(Reuters, 26.Jan.2021) — Venezuelan state oil company PDVSA’s inventories of its main export crude grade dipped this week to their lowest levels since late November, internal company documents seen by Reuters showed.
Merey 16 stocks at the country’s main oil terminal, the Jose port, fell to 4.85 million barrels as of Jan. 25, down from 9 million barrels on Dec. 21. The drop came as exports by Petroleos de Venezuela (PDVSA) and its joint ventures rise despite U.S. sanctions on the company, as little-known firms have replaced traditional buyers.
High inventories at Jose have consistently been a constraint on PDVSA’s crude output since the sanctions were imposed in January 2019, often forcing the company to shut blending and upgrading activities at plants near the terminal as well as crude extraction further upstream.
The decline in stocks this month has allowed PDVSA to boost oil blending and upgrading – necessary to convert extra-heavy crude from the Orinoco belt into exportable grades – to 247,000 barrels per day (bpd) on Jan. 25 and 276,000 bpd on Jan. 21, the documents showed.
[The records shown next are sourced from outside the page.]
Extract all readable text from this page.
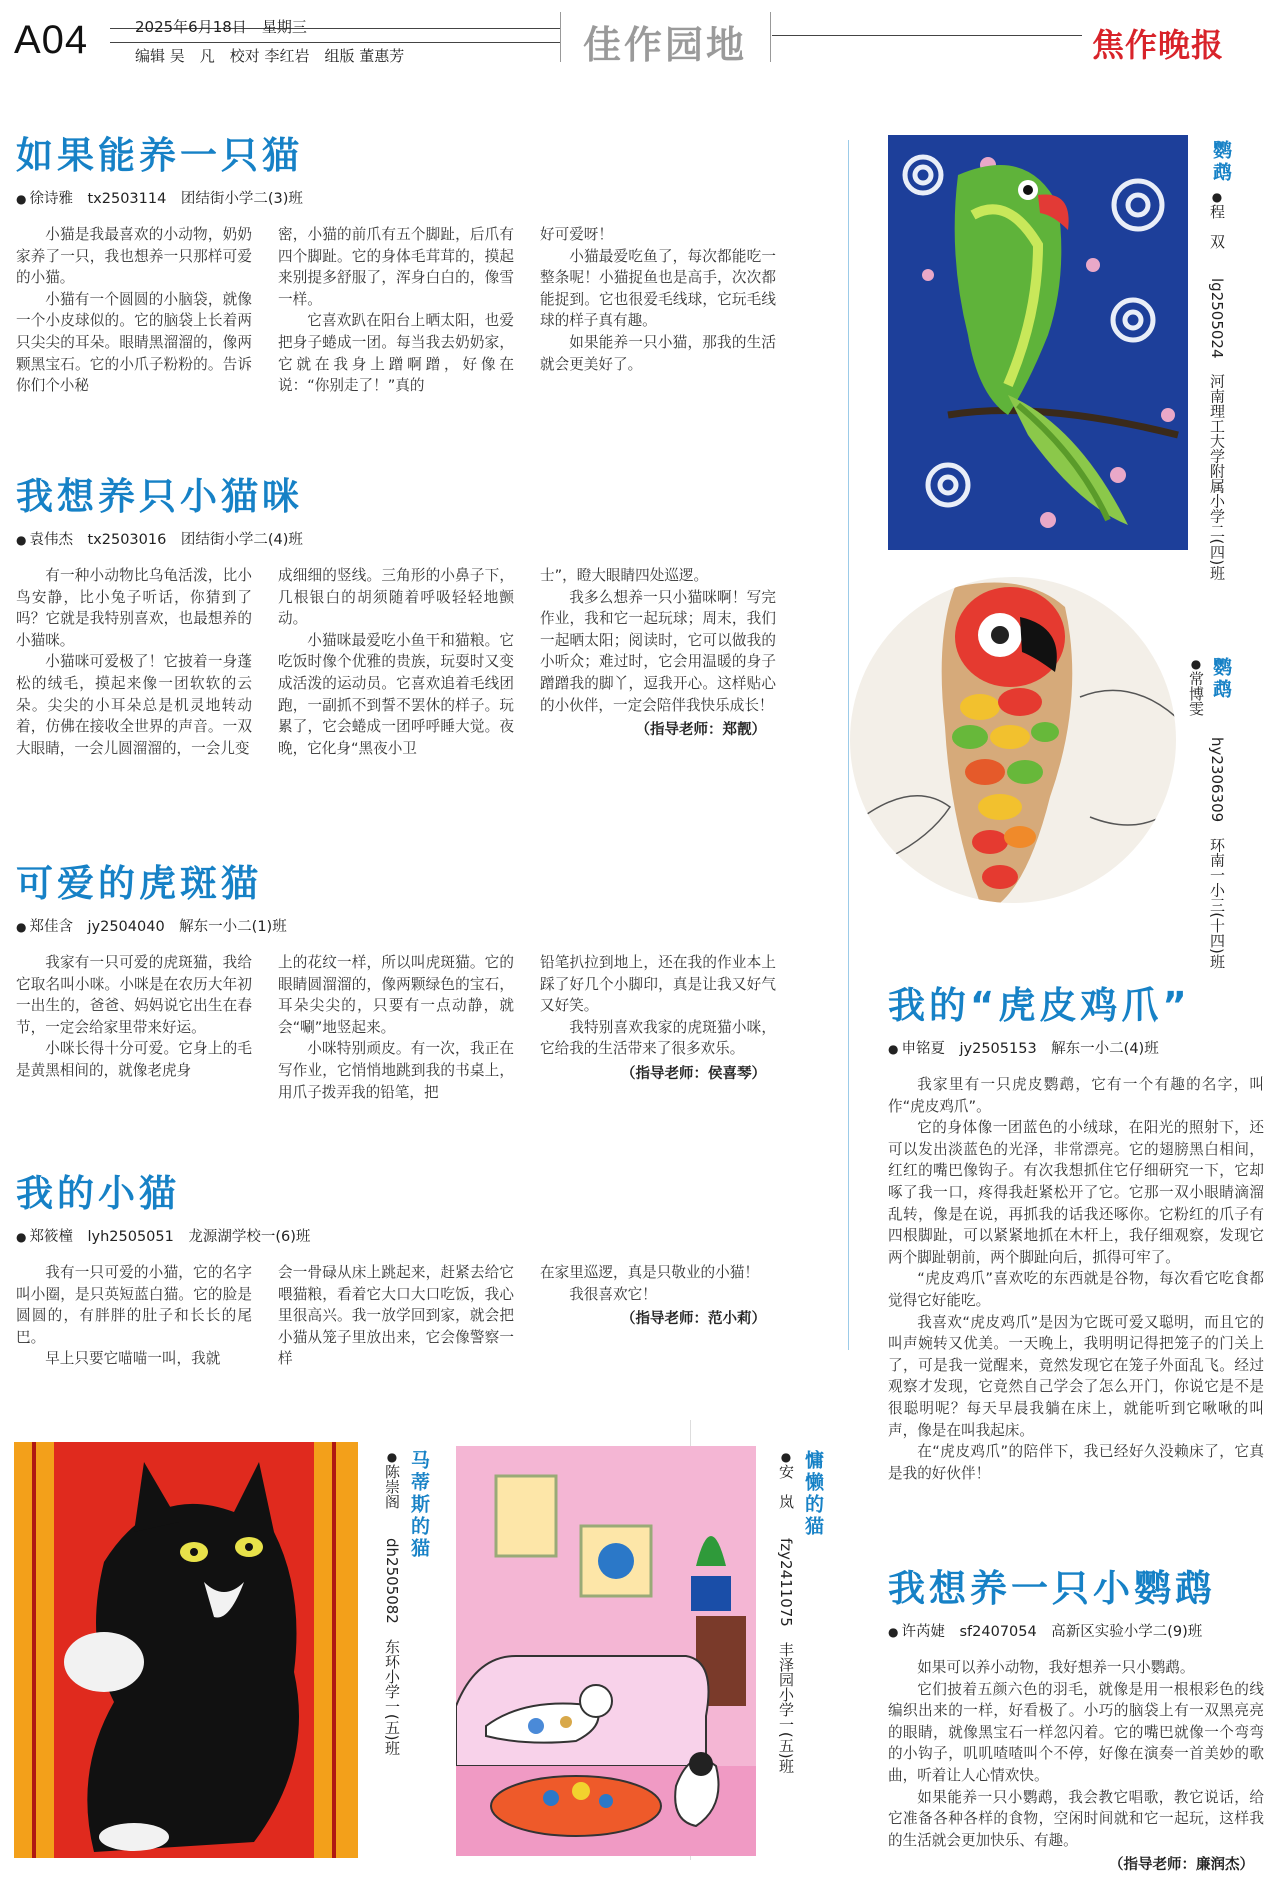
A04	2025年6月18日　 星期三
编辑 吴　凡　校对 李红岩　组版 董惠芳	佳作园地	焦作晚报
如果能养一只猫
● 徐诗雅　tx2503114　团结街小学二(3)班

小猫是我最喜欢的小动物，奶奶家养了一只，我也想养一只那样可爱的小猫。

小猫有一个圆圆的小脑袋，就像一个小皮球似的。它的脑袋上长着两只尖尖的耳朵。眼睛黑溜溜的，像两颗黑宝石。它的小爪子粉粉的。告诉你们个小秘

密，小猫的前爪有五个脚趾，后爪有四个脚趾。它的身体毛茸茸的，摸起来别提多舒服了，浑身白白的，像雪一样。

它喜欢趴在阳台上晒太阳，也爱把身子蜷成一团。每当我去奶奶家，它就在我身上蹭啊蹭，好像在说：“你别走了！”真的

好可爱呀！

小猫最爱吃鱼了，每次都能吃一整条呢！小猫捉鱼也是高手，次次都能捉到。它也很爱毛线球，它玩毛线球的样子真有趣。

如果能养一只小猫，那我的生活就会更美好了。

我想养只小猫咪
● 袁伟杰　tx2503016　团结街小学二(4)班

有一种小动物比乌龟活泼，比小鸟安静，比小兔子听话，你猜到了吗？它就是我特别喜欢，也最想养的小猫咪。

小猫咪可爱极了！它披着一身蓬松的绒毛，摸起来像一团软软的云朵。尖尖的小耳朵总是机灵地转动着，仿佛在接收全世界的声音。一双大眼睛，一会儿圆溜溜的，一会儿变

成细细的竖线。三角形的小鼻子下，几根银白的胡须随着呼吸轻轻地颤动。

小猫咪最爱吃小鱼干和猫粮。它吃饭时像个优雅的贵族，玩耍时又变成活泼的运动员。它喜欢追着毛线团跑，一副抓不到誓不罢休的样子。玩累了，它会蜷成一团呼呼睡大觉。夜晚，它化身“黑夜小卫

士”，瞪大眼睛四处巡逻。

我多么想养一只小猫咪啊！写完作业，我和它一起玩球；周末，我们一起晒太阳；阅读时，它可以做我的小听众；难过时，它会用温暖的身子蹭蹭我的脚丫，逗我开心。这样贴心的小伙伴，一定会陪伴我快乐成长！

（指导老师：郑靓）
可爱的虎斑猫
● 郑佳含　jy2504040　解东一小二(1)班

我家有一只可爱的虎斑猫，我给它取名叫小咪。小咪是在农历大年初一出生的，爸爸、妈妈说它出生在春节，一定会给家里带来好运。

小咪长得十分可爱。它身上的毛是黄黑相间的，就像老虎身

上的花纹一样，所以叫虎斑猫。它的眼睛圆溜溜的，像两颗绿色的宝石，耳朵尖尖的，只要有一点动静，就会“唰”地竖起来。

小咪特别顽皮。有一次，我正在写作业，它悄悄地跳到我的书桌上，用爪子拨弄我的铅笔，把

铅笔扒拉到地上，还在我的作业本上踩了好几个小脚印，真是让我又好气又好笑。

我特别喜欢我家的虎斑猫小咪，它给我的生活带来了很多欢乐。

（指导老师：侯喜琴）
我的小猫
● 郑筱橦　lyh2505051　龙源湖学校一(6)班

我有一只可爱的小猫，它的名字叫小圈，是只英短蓝白猫。它的脸是圆圆的，有胖胖的肚子和长长的尾巴。

早上只要它喵喵一叫，我就

会一骨碌从床上跳起来，赶紧去给它喂猫粮，看着它大口大口吃饭，我心里很高兴。我一放学回到家，就会把小猫从笼子里放出来，它会像警察一样

在家里巡逻，真是只敬业的小猫！

我很喜欢它！

（指导老师：范小莉）
我的“虎皮鸡爪”
● 申铭夏　jy2505153　解东一小二(4)班

我家里有一只虎皮鹦鹉，它有一个有趣的名字，叫作“虎皮鸡爪”。

它的身体像一团蓝色的小绒球，在阳光的照射下，还可以发出淡蓝色的光泽，非常漂亮。它的翅膀黑白相间，红红的嘴巴像钩子。有次我想抓住它仔细研究一下，它却啄了我一口，疼得我赶紧松开了它。它那一双小眼睛滴溜乱转，像是在说，再抓我的话我还啄你。它粉红的爪子有四根脚趾，可以紧紧地抓在木杆上，我仔细观察，发现它两个脚趾朝前，两个脚趾向后，抓得可牢了。

“虎皮鸡爪”喜欢吃的东西就是谷物，每次看它吃食都觉得它好能吃。

我喜欢“虎皮鸡爪”是因为它既可爱又聪明，而且它的叫声婉转又优美。一天晚上，我明明记得把笼子的门关上了，可是我一觉醒来，竟然发现它在笼子外面乱飞。经过观察才发现，它竟然自己学会了怎么开门，你说它是不是很聪明呢？每天早晨我躺在床上，就能听到它啾啾的叫声，像是在叫我起床。

在“虎皮鸡爪”的陪伴下，我已经好久没赖床了，它真是我的好伙伴！

我想养一只小鹦鹉
● 许芮婕　sf2407054　高新区实验小学二(9)班

如果可以养小动物，我好想养一只小鹦鹉。

它们披着五颜六色的羽毛，就像是用一根根彩色的线编织出来的一样，好看极了。小巧的脑袋上有一双黑亮亮的眼睛，就像黑宝石一样忽闪着。它的嘴巴就像一个弯弯的小钩子，叽叽喳喳叫个不停，好像在演奏一首美妙的歌曲，听着让人心情欢快。

如果能养一只小鹦鹉，我会教它唱歌，教它说话，给它准备各种各样的食物，空闲时间就和它一起玩，这样我的生活就会更加快乐、有趣。

（指导老师：廉润杰）
鹦鹉
●程　双
lg2505024　河南理工大学附属小学二(四)班
鹦鹉
●常博雯
hy2306309　环南一小三(十四)班
马蒂斯的猫
●陈崇阁
dh2505082　东环小学一(五)班
慵懒的猫
●安　岚
fzy2411075　丰泽园小学一(五)班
Those were the highest levels since October, with both the Petrosinovensa blending facility, part of a joint venture with China National Petroleum Corp, and the Petropiar upgrader, part of a joint venture with Chevron Corp operating normally.
PDVSA did not reply to a request for comment.
The cash-strapped company increased crude output in the Orinoco belt, one of the world’s largest oilfields by crude reserves, to 286,000 barrels on Jan. 21, up from 219,000 bpd in early September, separate documents showed.
Still, PDVSA – which had seen crude output collapse well before sanctions after years of underinvestment – has struggled to sustain its operations this month. Over the weekend, it halted output at the 310,00-bpd Cardon refinery, and contained a gas leak near Jose.